She told me I was starting to look like a mermaid with herpes and I needed to stop it.
Don't make me out to be the bad guy. You practically MADE me cum on your food.
I am kinda proud of you, its like seeing my slutty baby take its first step
Heads up. We filled your kiddie pool with kool-aid and vodka. Things are about to get Out. Of. Hand. Quickly.
The guy who took my order at mcdonalds asked for my number. I think we should start fucking fast food employees, they're easy and think we're goddesses.
It's such a good feeling to send those "I'm not in jail" texts on Sunday morning
Late night whataburger runs are great, except if you're the one that gets left black out drunk puking in the backyard drinking from the water hose
With a few pieces of metal and duct tape and a bong was created
He brought me four big burritos and two joints! He can sleep with his bank teller any time he wants!

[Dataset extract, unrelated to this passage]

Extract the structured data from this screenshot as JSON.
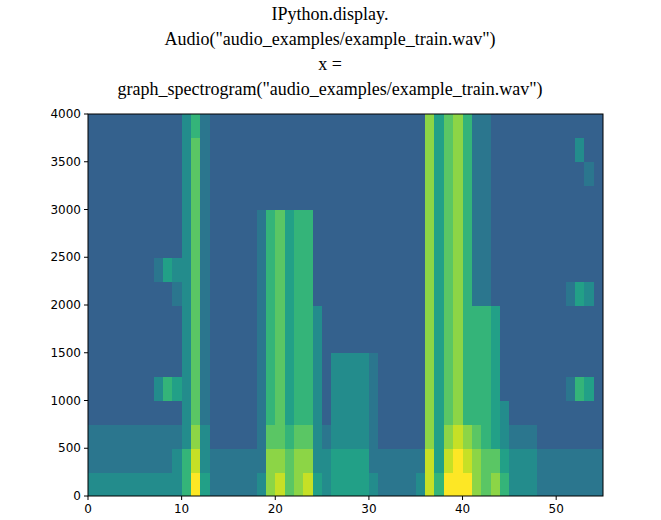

I just wish I had a snapshot of his attempted front flip off the bar. There are some things that are worth getting a life ban for, and the moment of impact with his foot and that lady's face was one of those things.
Because the guy guy doing the drawing either wanted to bone, or wanted us to stop entering the contest. Either way, we got concert tickets so I'm cool with both scenarios.
So I had sex in the woods today. Anything else that happened today? Irrelevant. It was a GOOD day.
People trash cargo shorts, but I'm like, sorry I had room for beers and you didn't.
Acid king. Jackson puked a lot. Promoter booth. Angry security. No acid. Probably a good thing.
He just took off his shirt. I'll text you later.